In a large pestle or suribachi, place a few tablespoons of olive oil, a couple of lobes of garlic, a tablespoon of shoyu, a tablespoon of finely minced capers, the juice of half-a-lemon, a few generous twists of fresh ground black pepper, a tablespoon of prepared mustard, a couple of anchovy fillets, a pair of hard-boiled egg yolks, and a splash of aged balsamic vinegar.
Impress everything together into a rich paste. Salt is not necessary since the capers, anchovies, and shoyu are already quite salty.

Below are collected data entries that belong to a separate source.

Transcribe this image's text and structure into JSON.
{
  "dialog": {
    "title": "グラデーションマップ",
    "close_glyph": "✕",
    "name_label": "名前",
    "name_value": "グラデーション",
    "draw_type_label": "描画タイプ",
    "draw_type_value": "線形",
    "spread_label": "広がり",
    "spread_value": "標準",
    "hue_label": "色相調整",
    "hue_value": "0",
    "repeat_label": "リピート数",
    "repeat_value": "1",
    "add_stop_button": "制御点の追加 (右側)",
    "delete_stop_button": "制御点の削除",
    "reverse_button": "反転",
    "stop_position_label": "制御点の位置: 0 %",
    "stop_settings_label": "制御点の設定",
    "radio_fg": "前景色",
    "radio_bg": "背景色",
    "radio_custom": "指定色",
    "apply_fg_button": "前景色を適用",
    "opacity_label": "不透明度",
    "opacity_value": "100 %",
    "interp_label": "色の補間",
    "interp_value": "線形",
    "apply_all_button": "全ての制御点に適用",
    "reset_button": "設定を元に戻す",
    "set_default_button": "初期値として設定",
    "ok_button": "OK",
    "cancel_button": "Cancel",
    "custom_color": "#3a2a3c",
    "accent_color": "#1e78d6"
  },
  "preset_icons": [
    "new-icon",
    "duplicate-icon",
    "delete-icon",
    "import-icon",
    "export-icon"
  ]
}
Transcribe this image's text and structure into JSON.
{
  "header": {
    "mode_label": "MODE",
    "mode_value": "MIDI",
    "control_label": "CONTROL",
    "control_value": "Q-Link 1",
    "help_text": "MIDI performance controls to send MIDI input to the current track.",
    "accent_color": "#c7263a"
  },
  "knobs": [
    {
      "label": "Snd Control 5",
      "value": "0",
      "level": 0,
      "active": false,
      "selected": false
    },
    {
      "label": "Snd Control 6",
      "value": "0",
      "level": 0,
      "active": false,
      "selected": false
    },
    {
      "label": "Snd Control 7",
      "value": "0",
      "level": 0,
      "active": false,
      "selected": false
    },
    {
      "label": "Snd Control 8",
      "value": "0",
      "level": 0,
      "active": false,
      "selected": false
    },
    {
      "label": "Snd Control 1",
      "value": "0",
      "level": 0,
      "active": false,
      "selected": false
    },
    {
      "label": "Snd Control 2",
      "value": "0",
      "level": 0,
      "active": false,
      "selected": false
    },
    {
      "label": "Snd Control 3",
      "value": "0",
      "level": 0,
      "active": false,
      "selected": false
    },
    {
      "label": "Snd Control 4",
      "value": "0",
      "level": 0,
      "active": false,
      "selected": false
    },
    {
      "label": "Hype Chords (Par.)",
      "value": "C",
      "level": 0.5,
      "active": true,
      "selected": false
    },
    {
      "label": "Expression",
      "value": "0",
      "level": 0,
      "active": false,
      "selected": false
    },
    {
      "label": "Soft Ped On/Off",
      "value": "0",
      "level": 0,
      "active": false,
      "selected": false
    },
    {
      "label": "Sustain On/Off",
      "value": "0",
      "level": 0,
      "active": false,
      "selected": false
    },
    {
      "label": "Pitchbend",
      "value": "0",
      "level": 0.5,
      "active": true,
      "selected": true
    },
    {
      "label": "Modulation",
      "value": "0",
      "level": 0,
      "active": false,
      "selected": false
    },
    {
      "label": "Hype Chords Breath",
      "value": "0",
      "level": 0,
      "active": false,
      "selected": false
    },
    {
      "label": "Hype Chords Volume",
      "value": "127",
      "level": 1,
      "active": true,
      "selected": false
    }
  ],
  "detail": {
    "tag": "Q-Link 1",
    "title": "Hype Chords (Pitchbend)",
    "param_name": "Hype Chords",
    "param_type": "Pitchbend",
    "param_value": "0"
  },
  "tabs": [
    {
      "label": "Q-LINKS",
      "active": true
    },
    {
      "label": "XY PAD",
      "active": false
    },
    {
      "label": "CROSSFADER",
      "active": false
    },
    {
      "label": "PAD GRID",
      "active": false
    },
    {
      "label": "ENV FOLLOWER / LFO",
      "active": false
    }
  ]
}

You’ll find that the fats in the yolk and oil counterpoint the acidity of the lemon juice and vinegar, while the capers and shoyu provide their own complex salinity. Use this dressing on a simple salad of heirloom tomatoes, red onions, radishes, carrots, red peppers, peeled and seeded cucumbers, and generous amounts of both minced flat-leaf parsley and basil.
Serve with warm crusty country-style bread and fresh organic butter. The salad pairs equally well with red and white wines providing they have enough acidity to stand up to the vibrancy of the dressing. Consider a cool-climate Pinot Noir or Chardonnay.